Every enterprise AI conversation eventually hits the same wall. The model is capable. The model is fast. But the model doesn't know your agency's current contractor rates, the exception your general counsel added to the standard terms last quarter, or the policy revision that went into effect after the last budget cycle. It knows what it was trained on, and your data wasn't in the training set.
RAG solves that by giving the model access to your data at query time — fetching the relevant pieces, handing them to the model as context, and letting it reason from there. No retraining required.
The Loop
RAG has four steps, and they run in sequence every time a user asks a question.
Embed. Before any query happens, your documents are converted into embeddings: numerical vectors that represent semantic meaning. An embedding is a coordinate in a very high-dimensional space. Documents that mean similar things end up near each other in that space. A policy document about contractor payment terms and another about contractor invoice processing will be neighbors. A document about physical security will be somewhere else entirely.
Index. Those vectors get stored in a vector database. Systems like Pinecone, Weaviate, and pgvector are representative of the current landscape. The index is a snapshot of your document corpus at the moment of ingestion.
Retrieve. When a user submits a query, the query gets embedded using the same model that embedded the documents. The system then finds the vectors most similar to the query vector — the top-k results, where k is typically somewhere between 3 and 20. These are the chunks the system judges most relevant.

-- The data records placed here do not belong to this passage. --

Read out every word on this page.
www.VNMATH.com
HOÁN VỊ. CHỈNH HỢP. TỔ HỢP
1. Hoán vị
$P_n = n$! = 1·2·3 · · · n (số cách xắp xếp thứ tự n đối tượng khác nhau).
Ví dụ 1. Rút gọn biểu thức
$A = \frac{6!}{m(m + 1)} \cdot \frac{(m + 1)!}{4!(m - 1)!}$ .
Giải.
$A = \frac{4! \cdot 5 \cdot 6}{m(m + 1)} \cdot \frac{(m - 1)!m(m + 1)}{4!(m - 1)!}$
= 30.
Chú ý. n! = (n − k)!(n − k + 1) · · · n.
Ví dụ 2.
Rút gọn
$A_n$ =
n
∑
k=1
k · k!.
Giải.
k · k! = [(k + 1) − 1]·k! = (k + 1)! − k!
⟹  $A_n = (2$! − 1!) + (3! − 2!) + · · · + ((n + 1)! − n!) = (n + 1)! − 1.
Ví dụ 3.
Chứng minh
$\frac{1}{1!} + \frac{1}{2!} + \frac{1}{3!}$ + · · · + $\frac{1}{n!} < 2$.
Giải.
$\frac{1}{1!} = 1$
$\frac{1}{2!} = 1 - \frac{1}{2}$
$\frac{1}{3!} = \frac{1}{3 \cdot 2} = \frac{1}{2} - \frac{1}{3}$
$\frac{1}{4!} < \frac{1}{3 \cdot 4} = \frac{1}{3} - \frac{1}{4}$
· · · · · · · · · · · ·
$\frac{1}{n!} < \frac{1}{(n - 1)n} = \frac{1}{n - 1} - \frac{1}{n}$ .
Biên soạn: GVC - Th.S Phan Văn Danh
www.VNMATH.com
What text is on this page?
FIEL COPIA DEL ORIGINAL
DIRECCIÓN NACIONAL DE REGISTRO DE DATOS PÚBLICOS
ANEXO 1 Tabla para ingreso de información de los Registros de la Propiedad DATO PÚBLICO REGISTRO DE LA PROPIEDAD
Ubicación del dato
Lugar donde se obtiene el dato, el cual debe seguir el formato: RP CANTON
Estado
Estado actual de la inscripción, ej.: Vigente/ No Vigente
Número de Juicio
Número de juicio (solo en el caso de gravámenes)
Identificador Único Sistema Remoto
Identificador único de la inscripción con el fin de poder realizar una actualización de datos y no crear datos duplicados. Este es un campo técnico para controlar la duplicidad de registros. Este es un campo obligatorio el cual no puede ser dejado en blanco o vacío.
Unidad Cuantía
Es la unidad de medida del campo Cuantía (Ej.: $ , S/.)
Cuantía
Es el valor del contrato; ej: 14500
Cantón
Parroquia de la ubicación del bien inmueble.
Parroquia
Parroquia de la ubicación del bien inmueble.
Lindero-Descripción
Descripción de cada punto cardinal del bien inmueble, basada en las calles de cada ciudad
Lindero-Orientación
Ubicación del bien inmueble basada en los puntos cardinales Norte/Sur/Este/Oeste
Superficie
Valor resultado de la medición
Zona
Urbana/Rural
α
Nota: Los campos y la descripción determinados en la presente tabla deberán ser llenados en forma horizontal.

Generate. Those retrieved chunks get passed to the language model as context. The model reads them and generates a response. What the model knows about your enterprise comes entirely from what was retrieved in this step.
Vector similarity search became the default retrieval mechanism because keyword search breaks down on meaning. A query about "how contractors get paid" won't match a document that uses "vendor disbursement" throughout. Embeddings capture semantic proximity rather than lexical overlap, which makes them far more useful for unstructured enterprise content.
RAG became the standard pattern for grounding models in proprietary knowledge because fine-tuning bakes knowledge into the model weights at a point in time, costs significant compute, and requires retraining every time the knowledge changes. RAG externalizes the knowledge. You update the index, not the model. For public sector environments where policy documents change on legislative cycles and the audit trail matters, that separation matters operationally.
Okta Concept Mapping
RAG most resembles a federated attribute query: a system that doesn't hold information locally queries an external source at runtime and reasons from what it gets back. The analogy holds for the shape of the interaction. It breaks on trust. In federated identity, the attribute provider is authoritative and you know when the token is expired. In RAG, the index is a similarity approximation with no TTL, no revocation, and no signal to the model that a retrieved chunk is stale or contextually wrong.
Where It Breaks
Stale indexes. The index is a snapshot. If the underlying documents change after ingestion and the index isn't refreshed, the model retrieves outdated information and presents it with full confidence. There's no equivalent of token expiry. The model has no way to know the document was superseded last month.
Chunking failures. Documents get split into chunks before indexing, typically by token count or paragraph boundary. When a chunk boundary falls between a policy statement and its exception, or between a table header and its data, the chunk loses meaning. The retrieval system finds it because it's similar to the query. The model reasons from a fragment. The output looks authoritative and is wrong in ways that are hard to catch after the fact.
Retrieval mismatches. Top-k retrieval returns the most similar vectors, not the most relevant documents. Similarity in embedding space is a proxy for semantic relevance, and it's an imperfect one. A query about contractor payment disputes might retrieve chunks about contractor security clearance disputes — both are about contractor disputes, so the embeddings will be neighbors. The model gets plausible-looking wrong context and reasons from it confidently.
Naive, Iterative, and Agentic
Single-pass RAG — one retrieval, one generation — is the baseline. Fast and simple, and it fails in the ways described above with no mechanism for recovery.
Iterative RAG adds a feedback loop: the system retrieves, generates an intermediate result, uses that result to refine the query, and retrieves again. This handles cases where the first retrieval was directionally right but missed nuance.
Agentic retrieval goes further. The agent decides when to retrieve, what to retrieve, and whether the results are sufficient before proceeding. That's Lesson 5 territory, so I'll leave it there.
The Conversation That Matters
When a CAIO says "we're building a RAG system on top of our policy documents," the question that signals fluency isn't about the model. It's about the index. How often do those documents change? What triggers a refresh? Who owns that process? What happens when a policy is updated but the index isn't?
The model is the part everyone talks about. The index is the part that determines whether the answers are trustworthy. Your buyer knows the difference between a system that's accurate and one that sounds accurate. The question about index freshness is how you show them you do too.